Step by step solution

01

Calculate the marginal probability density function of Y

We will begin by calculating the marginal probability density function \(f_Y(y)\). This is found by integrating the joint probability density function with respect to \(x\), i.e., \(f_Y(y) = \int_{-\infty}^{\infty} f_{X,Y}(x, y) dx \).
02

Express the conditional probability density function of X given Y = y

Next, we express the conditional probability density function \(f_{X \mid Y}(x \mid y)\) using the joint probability density function and the marginal probability density function of \(Y\). This is given by the following formula: \(f_{X \mid Y}(x \mid y) = \frac{f_{X,Y}(x,y)}{f_Y(y)}\).
03

Calculate the conditional expectation of X given Y = y

Now we will calculate the conditional expectation of \(X\) given \(Y = y\). This is computed by integrating the product of \(x\) and the conditional probability density function of \(X\) given \(Y = y\).
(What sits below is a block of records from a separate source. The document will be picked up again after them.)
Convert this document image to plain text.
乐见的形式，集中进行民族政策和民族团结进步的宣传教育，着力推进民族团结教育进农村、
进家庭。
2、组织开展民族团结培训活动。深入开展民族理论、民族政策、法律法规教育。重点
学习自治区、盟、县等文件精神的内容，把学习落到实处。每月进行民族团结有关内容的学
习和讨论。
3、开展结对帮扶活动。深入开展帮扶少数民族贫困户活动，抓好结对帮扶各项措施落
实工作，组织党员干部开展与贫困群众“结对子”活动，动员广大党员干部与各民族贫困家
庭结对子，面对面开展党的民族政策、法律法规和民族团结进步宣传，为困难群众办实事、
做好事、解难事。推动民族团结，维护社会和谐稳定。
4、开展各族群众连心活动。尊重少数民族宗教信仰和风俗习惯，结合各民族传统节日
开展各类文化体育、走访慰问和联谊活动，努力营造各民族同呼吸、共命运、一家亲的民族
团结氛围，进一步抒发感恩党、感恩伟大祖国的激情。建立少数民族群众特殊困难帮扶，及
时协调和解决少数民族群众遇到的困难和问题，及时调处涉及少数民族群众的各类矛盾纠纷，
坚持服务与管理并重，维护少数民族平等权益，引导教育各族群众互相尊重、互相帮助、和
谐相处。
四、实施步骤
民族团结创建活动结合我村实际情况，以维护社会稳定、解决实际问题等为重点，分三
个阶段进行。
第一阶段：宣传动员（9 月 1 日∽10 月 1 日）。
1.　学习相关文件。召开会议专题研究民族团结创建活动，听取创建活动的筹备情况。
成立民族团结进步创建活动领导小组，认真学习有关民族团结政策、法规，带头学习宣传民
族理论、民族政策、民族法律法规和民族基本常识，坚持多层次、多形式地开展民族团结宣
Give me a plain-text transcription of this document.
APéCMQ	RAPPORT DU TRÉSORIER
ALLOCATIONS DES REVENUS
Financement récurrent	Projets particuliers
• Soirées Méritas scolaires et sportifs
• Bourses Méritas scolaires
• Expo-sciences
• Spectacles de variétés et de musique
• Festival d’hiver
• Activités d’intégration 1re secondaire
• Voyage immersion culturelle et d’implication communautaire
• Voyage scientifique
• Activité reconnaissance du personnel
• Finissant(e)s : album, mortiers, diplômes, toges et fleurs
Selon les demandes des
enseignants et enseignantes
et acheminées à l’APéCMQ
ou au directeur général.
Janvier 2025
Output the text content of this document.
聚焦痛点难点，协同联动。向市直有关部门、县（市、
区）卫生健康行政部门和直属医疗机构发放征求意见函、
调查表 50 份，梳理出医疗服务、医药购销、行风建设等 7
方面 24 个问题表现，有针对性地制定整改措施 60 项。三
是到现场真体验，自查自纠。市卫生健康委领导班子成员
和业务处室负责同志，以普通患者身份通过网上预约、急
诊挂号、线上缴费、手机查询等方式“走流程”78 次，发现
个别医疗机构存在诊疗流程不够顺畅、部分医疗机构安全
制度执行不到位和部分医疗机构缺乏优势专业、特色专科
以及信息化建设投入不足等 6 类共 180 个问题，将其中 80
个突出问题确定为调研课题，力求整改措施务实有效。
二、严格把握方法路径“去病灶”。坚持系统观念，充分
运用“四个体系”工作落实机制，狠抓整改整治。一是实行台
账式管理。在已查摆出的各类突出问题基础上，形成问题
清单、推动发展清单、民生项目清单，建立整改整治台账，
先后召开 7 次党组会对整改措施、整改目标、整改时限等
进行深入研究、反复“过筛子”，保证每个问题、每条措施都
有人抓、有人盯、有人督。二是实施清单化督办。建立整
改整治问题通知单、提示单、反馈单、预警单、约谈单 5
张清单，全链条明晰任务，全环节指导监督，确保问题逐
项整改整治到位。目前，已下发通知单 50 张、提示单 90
Formally, this can be written as: \(E[X \mid Y=y] = \int_{-\infty}^{\infty} x \cdot f_{X \mid Y}(x \mid y) dx\).
04

Compute the expected value of X

Finally, we will compute the expected value of \(X\), by integrating the product of the conditional expectation of \(X\) given \(Y = y\) and the marginal probability density function of \(Y\). In other words, we will prove that: \(E[X] = \int_{-\infty}^{\infty} E[X \mid Y=y] f_{Y}(y) dy\). We will need to substitute the expression for the conditional expectation and marginal probability density function that we derived in the previous steps. \(E[X] = \int_{-\infty}^{\infty} \left( \int_{-\infty}^{\infty} x \cdot \frac{f_{X,Y}(x,y)}{f_Y(y)} dx \right) \left( \int_{-\infty}^{\infty} f_{X,Y}(x, y) dx \right) dy\). Now, notice that we can simplify the above expression and cancel out the marginal probability density function of \(Y\). \(E[X] = \int_{-\infty}^{\infty} \int_{-\infty}^{\infty} x \cdot f_{X,Y}(x,y) dx dy\). This is the expected value of \(X\), calculated by integrating the product of \(x\) and the joint probability density function of \(X\) and \(Y\). Thus, we have successfully proved the given formula, \(E[X] = \int_{-\infty}^{\infty} E[X \mid Y=y] f_{Y}(y) dy\).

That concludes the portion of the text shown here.